News

OL exam needs to be re-examined

By Kumudini Hettiarachchi

An item analysis carried out by the Department of Examinations indicates 15% could not get a simple subtraction right in the first question of the mathematics paper at the GCE O/L examination last year.
Even the number of students who got nine straight As has dropped to 2,038 (0.75%) in 2009 when compared to 2008 which had 2,075, explained Commissioner-General Edirisinghe.

Such results should shake the Education Ministry to take a deep and hard look at what has gone wrong, educationists stressed. When asked, Mr. Edirisinghe agreeing says that the authorities need to take a look at the syllabi, the textbooks and also teacher training.

Explaining that the government is giving so much for education such as free schooling, free textbooks, free uniform materials and even free meals in some schools, with 2.9% of the GDP being spent on this crucial sector, he says there seems to be a need for a drastic change at the periphery as 4/5th of the schools come under the provincial councils.

The classroom needs to get back to the position it held in the past - a place where the child not only receives knowledge but also develops a well-rounded character. Now knowledge, just one component of a rounded child, is being provided at tuition classes. "School and not the tuition class must be made important with the teachers not just doing a job but a respected vocation," he said.
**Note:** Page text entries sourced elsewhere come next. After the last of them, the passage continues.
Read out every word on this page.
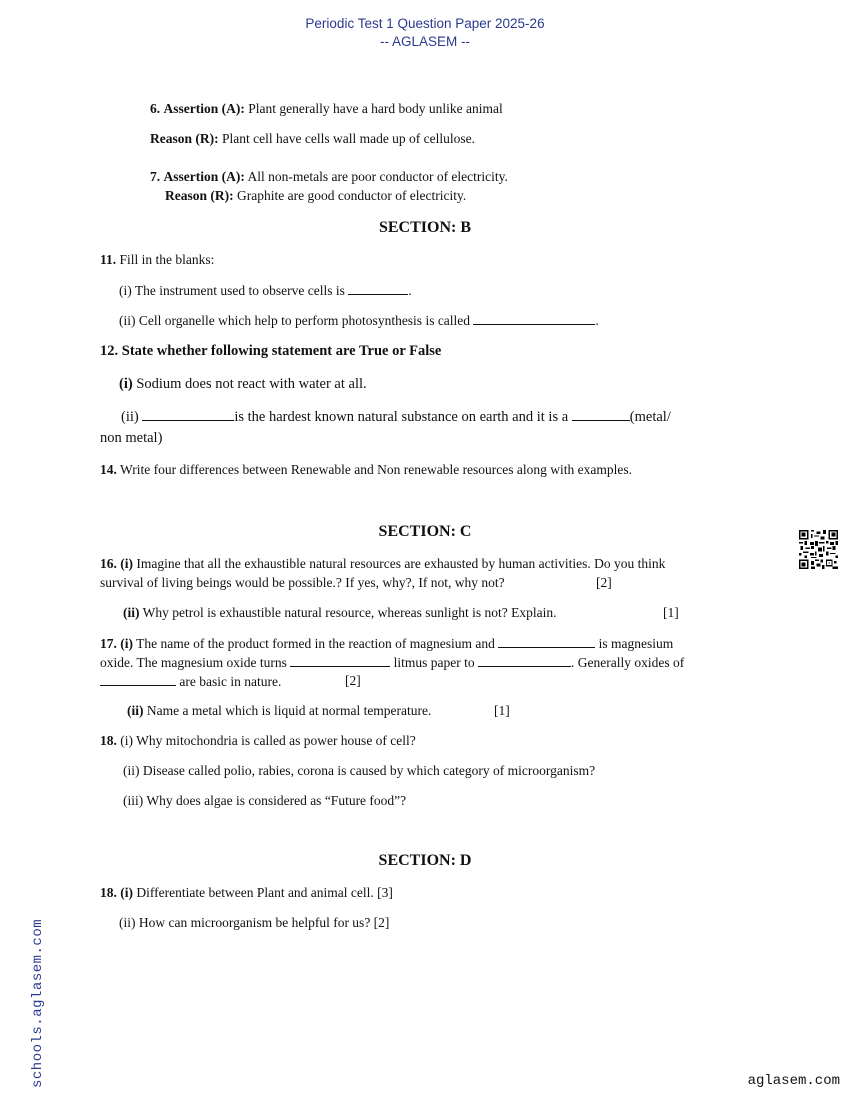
Periodic Test 1 Question Paper 2025-26
-- AGLASEM --
6. Assertion (A): Plant generally have a hard body unlike animal
Reason (R): Plant cell have cells wall made up of cellulose.
7. Assertion (A): All non-metals are poor conductor of electricity.
Reason (R): Graphite are good conductor of electricity.
SECTION: B
11. Fill in the blanks:
(i) The instrument used to observe cells is	.
(ii) Cell organelle which help to perform photosynthesis is called	.
12. State whether following statement are True or False
(i) Sodium does not react with water at all.
(ii)	is the hardest known natural substance on earth and it is a	(metal/
non metal)
14. Write four differences between Renewable and Non renewable resources along with examples.
SECTION: C
16. (i) Imagine that all the exhaustible natural resources are exhausted by human activities. Do you think
survival of living beings would be possible.? If yes, why?, If not, why not?	[2]
(ii) Why petrol is exhaustible natural resource, whereas sunlight is not? Explain.	[1]
17. (i) The name of the product formed in the reaction of magnesium and	is magnesium
oxide. The magnesium oxide turns	litmus paper to	. Generally oxides of
are basic in nature.	[2]
(ii) Name a metal which is liquid at normal temperature.	[1]
18. (i) Why mitochondria is called as power house of cell?
(ii) Disease called polio, rabies, corona is caused by which category of microorganism?
(iii) Why does algae is considered as “Future food”?
SECTION: D
18. (i) Differentiate between Plant and animal cell. [3]
(ii) How can microorganism be helpful for us? [2]
schools.aglasem.com	aglasem.com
Referring to the wide and vast syllabi of all subjects the students have to grapple with, the Commissioner-General recommends that as the OL is a basic examination, they should be cut at least by one third or even one half.

Another progressive step would be to identify the varying talents and capabilities of students around Grade 7 or 8 and develop those through vocational training so that these children will have a skill to get employment, Mr. Edirisinghe said.

Otherwise, children who are good at singing, art, debating, electrical work, masonry, carpentry, etc. have no way to develop such abilities. Automatic promotions in schools push them up and up whether or not they can manage other subjects such as mathematics and language and once they sit for their OLs they are stranded with a "certificate" showing huge failure, the Sunday Times understands.

If, Idiri Dekama under the Mahinda Chinthanaya is to succeed, vocational training and alternative lessons must be introduced, adds Mr. Edirisinghe.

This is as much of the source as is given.